OREANDA-NEWS. October 15, 2010. St. Petersburg has hosted a roundtable discussion on the topic "Insurance Company — Broker — Client", organized by the Publishing House TT Finance jointly with the Business News Agency. Mr. Vladislav Anisimov, Deputy Head for Partner Sales of ROSNO’s North-Western Directorate, delivered a speech at the event, reported the press-centre of ROSNO.

Today the intermediary channel is quite popular among insurers — according to certain expert estimates, it accounts for up to one half of all insurance services market. Given such popularity of the intermediary services in the insurance market, the "Insurance Company — Broker — Client" scheme still involves many unresolved issues, and this does not allow building a transparent and clear interaction between all participants of the insurance process. The purpose of the roundtable was to analyze efficiency of the operating procedures used by insurers, brokers and clients, identify the existing problems in their interaction and search for the ways to resolve such problems.

The event was attended by representatives of insurance companies, brokers, the Department of the Federal Insurance Supervision Agency for North-Western Federal Okrug, and the Department of the Russian Union of Motor Insurers for North-Western Federal Okrug.

All the participants of the discussion agreed that the major difficulties arise in case of operation via brokers who, in their turn, operate via their network of subagents. It is just physically impossible for an insurer to monitor operation of the entire extensive network of small subagents — the broker—s partners. Therefore, insurers often discover incorrectly issued insurance documents, incorrect records of accountable forms, violation of deadlines for insurance expertise, etc.. Mr.
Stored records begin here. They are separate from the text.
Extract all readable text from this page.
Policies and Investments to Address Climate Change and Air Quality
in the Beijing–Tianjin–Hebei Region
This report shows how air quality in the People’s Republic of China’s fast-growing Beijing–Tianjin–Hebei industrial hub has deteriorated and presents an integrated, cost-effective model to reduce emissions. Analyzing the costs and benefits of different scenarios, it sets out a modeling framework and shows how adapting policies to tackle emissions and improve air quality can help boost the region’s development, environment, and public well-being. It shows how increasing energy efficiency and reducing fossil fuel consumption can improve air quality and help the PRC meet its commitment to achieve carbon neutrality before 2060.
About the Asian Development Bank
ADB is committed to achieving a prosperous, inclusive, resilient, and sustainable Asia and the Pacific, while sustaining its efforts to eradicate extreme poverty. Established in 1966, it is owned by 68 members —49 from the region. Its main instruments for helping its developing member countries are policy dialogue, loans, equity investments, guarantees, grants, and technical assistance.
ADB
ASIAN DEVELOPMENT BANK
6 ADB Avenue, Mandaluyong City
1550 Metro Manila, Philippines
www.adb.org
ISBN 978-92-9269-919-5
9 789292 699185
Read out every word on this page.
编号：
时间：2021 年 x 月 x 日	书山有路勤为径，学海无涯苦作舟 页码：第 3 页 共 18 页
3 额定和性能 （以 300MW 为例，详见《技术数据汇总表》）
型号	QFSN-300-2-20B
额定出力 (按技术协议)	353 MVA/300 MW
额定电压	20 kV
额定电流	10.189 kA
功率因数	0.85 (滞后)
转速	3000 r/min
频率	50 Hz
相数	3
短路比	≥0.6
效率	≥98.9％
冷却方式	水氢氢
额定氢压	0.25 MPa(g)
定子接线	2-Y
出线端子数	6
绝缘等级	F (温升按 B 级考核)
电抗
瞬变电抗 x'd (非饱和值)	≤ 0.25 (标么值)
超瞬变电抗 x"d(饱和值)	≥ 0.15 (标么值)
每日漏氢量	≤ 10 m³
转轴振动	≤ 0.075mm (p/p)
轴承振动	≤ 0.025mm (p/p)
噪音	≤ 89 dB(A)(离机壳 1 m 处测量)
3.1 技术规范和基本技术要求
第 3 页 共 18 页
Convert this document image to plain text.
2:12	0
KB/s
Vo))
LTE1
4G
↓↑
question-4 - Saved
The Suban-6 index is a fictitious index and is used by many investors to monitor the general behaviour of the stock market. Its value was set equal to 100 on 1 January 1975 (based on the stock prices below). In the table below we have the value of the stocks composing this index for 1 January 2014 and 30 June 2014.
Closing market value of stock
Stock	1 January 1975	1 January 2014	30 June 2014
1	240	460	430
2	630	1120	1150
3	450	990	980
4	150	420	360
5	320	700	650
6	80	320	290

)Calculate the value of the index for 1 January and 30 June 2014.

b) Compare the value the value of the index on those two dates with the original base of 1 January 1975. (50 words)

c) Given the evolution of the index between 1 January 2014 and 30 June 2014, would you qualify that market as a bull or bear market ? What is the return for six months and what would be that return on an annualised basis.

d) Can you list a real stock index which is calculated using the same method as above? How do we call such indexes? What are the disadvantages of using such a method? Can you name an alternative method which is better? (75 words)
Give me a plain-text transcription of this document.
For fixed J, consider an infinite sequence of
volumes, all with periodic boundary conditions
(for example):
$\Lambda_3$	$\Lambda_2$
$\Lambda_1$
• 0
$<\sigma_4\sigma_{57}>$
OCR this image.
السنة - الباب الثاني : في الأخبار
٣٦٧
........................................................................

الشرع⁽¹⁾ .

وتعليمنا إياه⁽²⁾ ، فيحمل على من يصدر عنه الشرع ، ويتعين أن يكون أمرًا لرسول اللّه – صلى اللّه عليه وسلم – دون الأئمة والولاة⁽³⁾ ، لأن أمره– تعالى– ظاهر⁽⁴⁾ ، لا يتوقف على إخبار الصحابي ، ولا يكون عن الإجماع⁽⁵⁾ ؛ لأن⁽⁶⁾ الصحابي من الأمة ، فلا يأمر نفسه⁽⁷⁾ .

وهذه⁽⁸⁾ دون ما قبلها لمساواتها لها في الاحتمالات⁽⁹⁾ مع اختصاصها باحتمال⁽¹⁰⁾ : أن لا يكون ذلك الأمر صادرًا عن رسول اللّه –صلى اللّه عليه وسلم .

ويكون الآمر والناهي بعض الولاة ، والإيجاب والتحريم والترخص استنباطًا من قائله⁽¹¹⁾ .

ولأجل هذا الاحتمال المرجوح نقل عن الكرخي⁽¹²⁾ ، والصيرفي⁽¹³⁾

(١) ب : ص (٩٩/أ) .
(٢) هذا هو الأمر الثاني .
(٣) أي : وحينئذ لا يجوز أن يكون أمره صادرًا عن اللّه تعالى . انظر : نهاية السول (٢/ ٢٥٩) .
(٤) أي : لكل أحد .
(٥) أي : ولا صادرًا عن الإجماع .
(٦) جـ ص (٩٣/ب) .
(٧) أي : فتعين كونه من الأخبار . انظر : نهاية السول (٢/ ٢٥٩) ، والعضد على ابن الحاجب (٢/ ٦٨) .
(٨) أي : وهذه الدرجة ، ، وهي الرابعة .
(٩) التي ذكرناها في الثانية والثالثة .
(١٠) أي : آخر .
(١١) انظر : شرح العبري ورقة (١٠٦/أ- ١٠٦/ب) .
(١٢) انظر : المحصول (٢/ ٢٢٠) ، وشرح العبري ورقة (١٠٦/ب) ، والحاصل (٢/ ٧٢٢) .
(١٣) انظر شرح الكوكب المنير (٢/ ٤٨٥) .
Vladislav Anisimov, Deputy Head for Partner Sales of ROSNO’s North-Western Directorate, noted: "The major instrument which will enable us to make fundamental improvements to our cooperation with brokers is application of strict measures controlling operations of intermediaries; such measures shall be applied jointly by all insurers. Only when the supervision of the brokers’ operations becomes a widespread practice, and when no insurer will tolerate violations, the interaction between insurance companies and brokers will become civilized and transparent. In my opinion, one of the methods for controlling the brokers’ operation may be to apply sanctions for various violations".

Violations committed by unscrupulous intermediaries may be eliminated upon implementation of mandatory licensing of the insurance brokers’ operation. A license will enable brokers as legal entities to perform insurance operations on their own. Undoubtedly, this will change a broker’s status; brokers will be liable to insurance companies, and they will have to bear all overhead costs on their own. For the insurance company, cooperation with licensed brokers will mean more transparent interaction procedures and higher degree of trust towards brokers. As Mr. Vladislav Anisimov noted, introduction of the licensing procedure may clean the market from small "phoney" brokers. However, with the emergence of licensed brokers the market situation will change in one more way: brokers will become dependent on their clients-insurants and will no more be influenced by their partnering insurance companies. Indeed, licensed brokers will be working for their clients, receiving fees from the latter. The brokers’ major objective will be to perform truly professional selection of the best market offers in terms of the price-quality ratio, thus ensuring that brokers will bear responsibility for unscrupulous and unprofessional selection of insurance companies for their clients.

Yet introduction of licensing will only partially resolve this issue, unless lawmakers make it obligatory for insurance brokers to operate under license. Only if the latter condition is met, one may expect transparent interaction schemes, real figures in the reports of insurance companies and brokers, and normal insurers’ fees, instead of the overinflated fees prevailing at present.